The USC vs. UCSD dual meet scheduled to take place on Saturday, Jan. 11, has been canceled due to the ongoing wildfires, SwimSwam has learned. The meet was supposed to be held at USC’s Uytengsu Aquatics Center.
This is the fourth day of fighting the still-burning fires across the Los Angeles area that have destroyed more than 35,000 acres. The Palisades and Eaton fires, the two largest blazes, persist. The wind continues to be a barrier to containing the fires, though progress has been made in containing smaller fires across the city. As of Friday morning, LAist reports the Eaton fire is 3% contained.
The USC campuses are located in downtown LA and are not currently under evacuation order, and the university continues to monitor the air quality. The university is on winter break. As of writing, the university emergency page still says second-semester classes are expected to begin in-person on Monday, Jan. 13.
This is not the only meet this weekend canceled due to extreme weather.
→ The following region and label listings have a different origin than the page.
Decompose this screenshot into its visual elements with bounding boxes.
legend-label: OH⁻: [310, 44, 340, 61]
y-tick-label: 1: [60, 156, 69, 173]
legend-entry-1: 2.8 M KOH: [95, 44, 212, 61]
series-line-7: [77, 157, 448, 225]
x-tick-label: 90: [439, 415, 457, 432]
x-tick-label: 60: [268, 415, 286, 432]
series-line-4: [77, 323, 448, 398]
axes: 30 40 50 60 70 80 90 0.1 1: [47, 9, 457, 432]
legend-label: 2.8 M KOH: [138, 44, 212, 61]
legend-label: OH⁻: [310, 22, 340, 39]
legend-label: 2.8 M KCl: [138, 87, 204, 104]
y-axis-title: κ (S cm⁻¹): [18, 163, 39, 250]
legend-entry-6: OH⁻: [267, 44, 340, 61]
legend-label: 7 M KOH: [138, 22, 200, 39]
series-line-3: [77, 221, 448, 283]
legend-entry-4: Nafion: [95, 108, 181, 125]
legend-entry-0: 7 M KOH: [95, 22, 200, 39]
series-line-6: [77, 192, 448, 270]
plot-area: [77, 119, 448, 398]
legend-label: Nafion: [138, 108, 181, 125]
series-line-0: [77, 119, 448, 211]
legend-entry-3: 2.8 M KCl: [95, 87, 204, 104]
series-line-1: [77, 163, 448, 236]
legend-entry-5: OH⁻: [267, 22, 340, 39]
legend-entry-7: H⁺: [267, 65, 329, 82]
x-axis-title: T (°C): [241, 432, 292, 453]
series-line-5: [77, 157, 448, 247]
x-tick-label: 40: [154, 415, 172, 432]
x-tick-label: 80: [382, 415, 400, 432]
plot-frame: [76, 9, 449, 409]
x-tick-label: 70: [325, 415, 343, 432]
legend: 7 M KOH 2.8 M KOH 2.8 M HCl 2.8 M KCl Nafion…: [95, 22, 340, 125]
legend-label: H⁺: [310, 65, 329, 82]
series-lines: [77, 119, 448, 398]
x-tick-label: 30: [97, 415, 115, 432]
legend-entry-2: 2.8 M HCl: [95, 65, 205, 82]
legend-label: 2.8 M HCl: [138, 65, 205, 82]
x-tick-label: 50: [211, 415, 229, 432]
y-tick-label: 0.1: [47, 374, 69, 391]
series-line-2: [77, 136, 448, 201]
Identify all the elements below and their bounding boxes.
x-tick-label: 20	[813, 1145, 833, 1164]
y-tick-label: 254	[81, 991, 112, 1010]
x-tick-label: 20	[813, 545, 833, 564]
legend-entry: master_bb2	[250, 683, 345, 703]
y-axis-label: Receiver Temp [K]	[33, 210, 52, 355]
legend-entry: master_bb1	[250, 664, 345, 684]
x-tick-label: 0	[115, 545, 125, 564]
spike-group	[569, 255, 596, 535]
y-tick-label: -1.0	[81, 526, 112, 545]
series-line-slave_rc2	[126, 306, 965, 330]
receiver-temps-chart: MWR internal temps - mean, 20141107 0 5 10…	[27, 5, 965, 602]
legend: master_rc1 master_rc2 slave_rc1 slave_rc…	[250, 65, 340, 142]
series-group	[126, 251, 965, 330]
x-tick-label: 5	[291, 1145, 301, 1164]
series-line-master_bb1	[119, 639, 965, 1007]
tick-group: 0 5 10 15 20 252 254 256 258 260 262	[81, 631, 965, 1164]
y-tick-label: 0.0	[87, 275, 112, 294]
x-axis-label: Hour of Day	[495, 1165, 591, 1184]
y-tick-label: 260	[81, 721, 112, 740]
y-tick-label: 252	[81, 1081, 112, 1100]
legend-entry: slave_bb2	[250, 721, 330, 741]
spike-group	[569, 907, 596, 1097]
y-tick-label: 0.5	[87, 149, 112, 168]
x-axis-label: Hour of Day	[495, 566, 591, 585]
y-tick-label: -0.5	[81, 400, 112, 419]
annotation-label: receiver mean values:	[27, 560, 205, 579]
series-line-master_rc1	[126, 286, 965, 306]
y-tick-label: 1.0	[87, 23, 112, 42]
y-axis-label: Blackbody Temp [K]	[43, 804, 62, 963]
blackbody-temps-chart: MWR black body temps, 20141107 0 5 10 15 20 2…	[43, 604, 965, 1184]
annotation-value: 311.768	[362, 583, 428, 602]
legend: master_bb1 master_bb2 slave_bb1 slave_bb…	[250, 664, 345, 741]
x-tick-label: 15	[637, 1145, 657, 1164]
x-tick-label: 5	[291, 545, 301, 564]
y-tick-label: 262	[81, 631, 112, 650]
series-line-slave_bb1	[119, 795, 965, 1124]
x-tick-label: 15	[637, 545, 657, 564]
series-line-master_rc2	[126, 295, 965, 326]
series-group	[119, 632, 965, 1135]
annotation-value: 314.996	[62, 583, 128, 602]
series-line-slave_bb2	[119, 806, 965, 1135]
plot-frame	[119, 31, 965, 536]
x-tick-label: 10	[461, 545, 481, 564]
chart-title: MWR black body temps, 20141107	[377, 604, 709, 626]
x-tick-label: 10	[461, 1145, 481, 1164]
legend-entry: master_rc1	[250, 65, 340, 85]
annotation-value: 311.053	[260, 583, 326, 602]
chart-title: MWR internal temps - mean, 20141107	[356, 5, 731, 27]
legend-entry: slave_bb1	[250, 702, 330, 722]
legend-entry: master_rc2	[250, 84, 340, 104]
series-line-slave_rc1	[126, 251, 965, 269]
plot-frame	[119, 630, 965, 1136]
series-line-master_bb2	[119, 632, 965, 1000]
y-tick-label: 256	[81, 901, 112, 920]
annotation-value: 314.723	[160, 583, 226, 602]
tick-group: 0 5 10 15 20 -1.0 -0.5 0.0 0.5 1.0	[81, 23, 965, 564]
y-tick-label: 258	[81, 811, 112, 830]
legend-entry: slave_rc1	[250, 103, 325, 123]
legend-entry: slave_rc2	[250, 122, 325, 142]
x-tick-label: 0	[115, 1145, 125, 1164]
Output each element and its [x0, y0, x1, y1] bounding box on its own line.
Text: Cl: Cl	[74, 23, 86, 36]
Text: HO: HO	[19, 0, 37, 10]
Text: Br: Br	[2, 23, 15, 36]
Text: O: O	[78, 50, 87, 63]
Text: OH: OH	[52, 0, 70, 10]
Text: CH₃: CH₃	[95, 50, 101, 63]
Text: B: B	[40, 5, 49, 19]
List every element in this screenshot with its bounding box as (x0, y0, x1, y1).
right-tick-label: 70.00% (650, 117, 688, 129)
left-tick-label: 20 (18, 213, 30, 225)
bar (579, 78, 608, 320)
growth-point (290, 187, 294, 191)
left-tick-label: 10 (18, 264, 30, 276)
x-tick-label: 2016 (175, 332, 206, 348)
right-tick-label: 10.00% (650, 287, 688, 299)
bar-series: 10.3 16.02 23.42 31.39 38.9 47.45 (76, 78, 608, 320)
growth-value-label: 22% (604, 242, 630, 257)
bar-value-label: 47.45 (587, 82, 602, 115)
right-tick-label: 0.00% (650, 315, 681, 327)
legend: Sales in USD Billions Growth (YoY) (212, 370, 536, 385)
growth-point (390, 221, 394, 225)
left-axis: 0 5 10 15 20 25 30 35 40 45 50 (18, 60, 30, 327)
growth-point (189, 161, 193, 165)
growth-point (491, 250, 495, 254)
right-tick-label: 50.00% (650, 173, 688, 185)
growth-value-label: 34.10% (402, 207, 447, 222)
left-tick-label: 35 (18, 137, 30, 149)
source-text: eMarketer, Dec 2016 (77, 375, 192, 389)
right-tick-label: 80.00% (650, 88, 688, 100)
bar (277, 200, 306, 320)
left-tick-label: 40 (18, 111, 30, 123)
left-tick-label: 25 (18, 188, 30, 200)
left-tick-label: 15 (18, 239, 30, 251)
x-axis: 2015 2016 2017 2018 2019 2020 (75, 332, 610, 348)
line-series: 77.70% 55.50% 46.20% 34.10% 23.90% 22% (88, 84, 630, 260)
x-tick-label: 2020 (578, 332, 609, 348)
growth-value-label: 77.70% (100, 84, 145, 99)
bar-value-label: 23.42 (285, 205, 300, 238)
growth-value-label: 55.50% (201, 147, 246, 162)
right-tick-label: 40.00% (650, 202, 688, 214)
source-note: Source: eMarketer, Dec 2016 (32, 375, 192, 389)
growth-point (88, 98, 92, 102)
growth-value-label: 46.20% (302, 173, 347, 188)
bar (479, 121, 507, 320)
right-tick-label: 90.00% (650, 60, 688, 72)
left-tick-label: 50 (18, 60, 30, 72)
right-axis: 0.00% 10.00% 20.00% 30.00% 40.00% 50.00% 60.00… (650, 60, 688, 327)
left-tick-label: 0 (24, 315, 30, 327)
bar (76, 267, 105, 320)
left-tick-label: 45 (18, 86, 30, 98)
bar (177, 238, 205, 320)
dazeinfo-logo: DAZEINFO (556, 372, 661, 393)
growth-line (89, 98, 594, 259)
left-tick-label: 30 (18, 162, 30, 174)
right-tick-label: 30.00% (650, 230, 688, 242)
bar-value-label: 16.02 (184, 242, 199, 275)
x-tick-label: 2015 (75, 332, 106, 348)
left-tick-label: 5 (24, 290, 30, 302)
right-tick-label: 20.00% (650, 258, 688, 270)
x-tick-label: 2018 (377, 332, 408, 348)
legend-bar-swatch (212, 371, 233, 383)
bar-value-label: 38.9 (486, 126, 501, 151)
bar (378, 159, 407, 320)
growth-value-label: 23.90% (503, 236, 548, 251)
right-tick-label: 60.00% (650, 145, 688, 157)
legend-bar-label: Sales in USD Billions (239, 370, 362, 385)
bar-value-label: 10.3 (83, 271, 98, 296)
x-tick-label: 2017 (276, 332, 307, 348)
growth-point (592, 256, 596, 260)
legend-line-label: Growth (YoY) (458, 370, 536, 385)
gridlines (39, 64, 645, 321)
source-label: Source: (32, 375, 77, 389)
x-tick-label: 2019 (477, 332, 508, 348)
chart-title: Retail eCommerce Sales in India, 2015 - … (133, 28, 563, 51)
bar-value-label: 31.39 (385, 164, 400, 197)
While fires rage in Los Angeles, the southern U.S. is preparing for a weekend of cold and snow with winter storm Cora. Yesterday, Georgia and LSU canceled their dual meet scheduled for Jan. 11 in Athens, GA. The National Weather Service has issued storm warnings for parts of Georgia, Louisiana, Texas, Oklahoma, Mississippi, Arkansas, Alabama, and all of Tennessee.
With this meet canceled, USC’s next scheduled meets see the team head up to the Bay Area. The divers are expected to compete at the two-day Cal Diving Invitational from Friday, Jan. 17-19, while the swimmers take on back-to-back duals against Cal and Stanford the same weekend. UCSD is slated to host California Baptist on Saturday, Jan. 25.
Classic soft usc
If you can’t handle a few carcinogens you shouldn’t have swam
Are they even able to practice with the bad air quality?
probably depends on which way the wind is blowing. Air quality at the USC campus right now is really not that bad – 86, which is considered moderate.
I’m kinda jealous you guys get decent air quality in the winter even with frequent fires (I know the US is huge, but there never seem to be big accumulations of pollutants over longer periods of time there like in Europe or Southern Asia) . It has been over 200 in Hungary everywhere in the past two weeks (though it’s starting to clear up finally).
Is that on the same scale as we use? Even in the most fire-hit parts it’s only like 150 right now.
I’m pretty sure it is. The site I use to check air quality is American (it’s on a scale 0-500)
it was really bad for a bit a couple days ago, like the weather app was showing it at ~400. But as bad as the Santa Ana wins have been with spreading the fire, they’ve also been great at dispersing the smoke
Wednesday and Thursday, san Gabriel valley area was close to 300+ or more.
Good to hear. Thank you, Braden!
A little perspective: the wind changed directions today, blowing the smoke, ashes, soots, etc towards the San Gabriel mountains. The wind initially was blowing southwestward, blowing those harmful stuff directly to the path of DTLA, etc. so while it looks moderate today, the air was downright toxic from Tuesday night through Thursday night.
You said the same thing with a lot more words.